Luglio 11th, 2026 Riccardo Fucile

E QUESTA SAREBBE LA CANDIDATA SINDACA DI MILANO INDICATA DA SALVINI, SIAMO A POSTO

Circola un reel pubblicato il 10 luglio 2026 dalla europarlamentare leghista Silvia Sardone su Facebook e Instagram. Il testo che accompagna i video recita: «La Francia raggiunge la semifinale ai mondiali e solite indegne immagini da Parigi: devastazioni, incendi, attacchi alle forze dell’ordine». I video non riguardano i Mondiali 2026 e la sconfitta del Marocco contro la Francia.
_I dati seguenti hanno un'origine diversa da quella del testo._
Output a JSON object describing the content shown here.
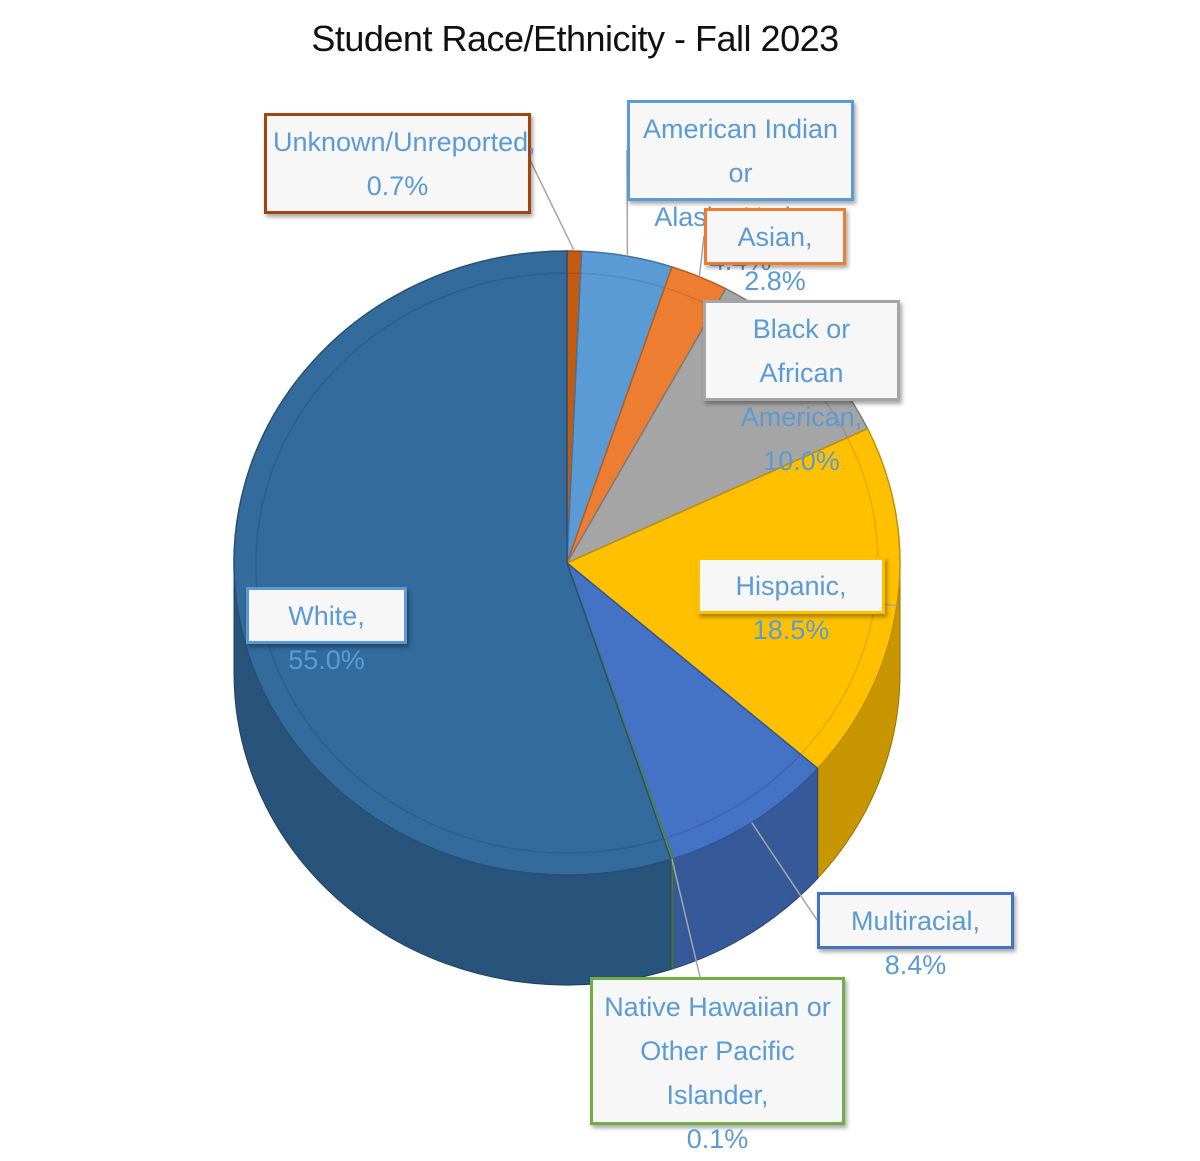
{
  "chart_data": {
    "type": "pie",
    "title": "Student Race/Ethnicity - Fall 2023",
    "slices": [
      {
        "name": "Unknown/Unreported",
        "value": 0.7,
        "label": [
          "Unknown/Unreported,",
          "0.7%"
        ],
        "color": "#c55a11",
        "border": "#a0450c"
      },
      {
        "name": "American Indian or Alaska Native",
        "value": 4.4,
        "label": [
          "American Indian or",
          "Alaska Native, 4.4%"
        ],
        "color": "#5b9bd5",
        "border": "#5b9bd5"
      },
      {
        "name": "Asian",
        "value": 2.8,
        "label": [
          "Asian, 2.8%"
        ],
        "color": "#ed7d31",
        "border": "#ed7d31"
      },
      {
        "name": "Black or African American",
        "value": 10.0,
        "label": [
          "Black or African",
          "American, 10.0%"
        ],
        "color": "#a5a5a5",
        "border": "#a5a5a5"
      },
      {
        "name": "Hispanic",
        "value": 18.5,
        "label": [
          "Hispanic, 18.5%"
        ],
        "color": "#ffc000",
        "border": "#ffc000"
      },
      {
        "name": "Multiracial",
        "value": 8.4,
        "label": [
          "Multiracial, 8.4%"
        ],
        "color": "#4472c4",
        "border": "#4472c4"
      },
      {
        "name": "Native Hawaiian or Other Pacific Islander",
        "value": 0.1,
        "label": [
          "Native Hawaiian or",
          "Other Pacific Islander,",
          "0.1%"
        ],
        "color": "#70ad47",
        "border": "#70ad47"
      },
      {
        "name": "White",
        "value": 55.0,
        "label": [
          "White, 55.0%"
        ],
        "color": "#336b9c",
        "border": "#5b9bd5"
      }
    ],
    "label_text_color": "#5b9bd5",
    "legend": "none"
  }
}
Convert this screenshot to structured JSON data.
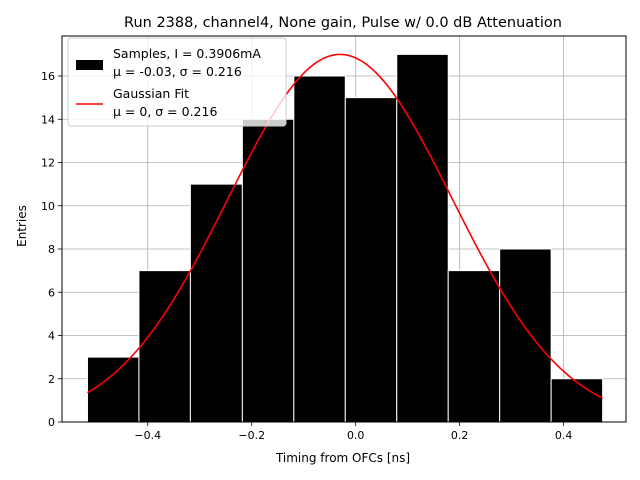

Le immagini sono state riprese a maggio 2026 a Parigi durante i disordini seguiti alla vittoria del Paris Saint-Germain nella finale di Champions League contro l’Arsenal.
Il post di Silvia Sardone
Il reel monta diverse scene distinte, partendo da un incendio nei pressi della Tour Eiffel, tifosi che lanciano fuochi d’artificio ad altezza uomo contro le forze dell’ordine, biciclette di bike sharing in fiamme e una strada con fumogeni e persone in fuga.
Sardone collega esplicitamente le immagini alla qualificazione della Francia alle semifinali dei Mondiali 2026, avvenuta nella notte del 9-10 luglio dopo la vittoria sul Marocco per 2-0 ai quarti di finale.
Le scene risultano identificabili con la notte del 31 maggio 2026, quando a Parigi scoppiarono gravi disordini a margine dei festeggiamenti per la vittoria del PSG nella finale di Champions League.
La scena dell’incendio nei pressi della Tour Eiffel compare in un video pubblicato da RTL su Instagram il 31 maggio 2026.
La scena dei fuochi d’artificio lanciati ad altezza uomo corrisponde a immagini diffuse il 31 maggio dal Daily Beirut.
La scena delle biciclette bruciate è la stessa presente in un video pubblicato dalla pagina Facebook Oltreicolori il 31 maggio.
La scena dei fumogeni con persone in fuga in fondo a una strada corrisponde a immagini riprese da Informativos Telecinco sul loro account TikTok nella stessa notte.

(da Open)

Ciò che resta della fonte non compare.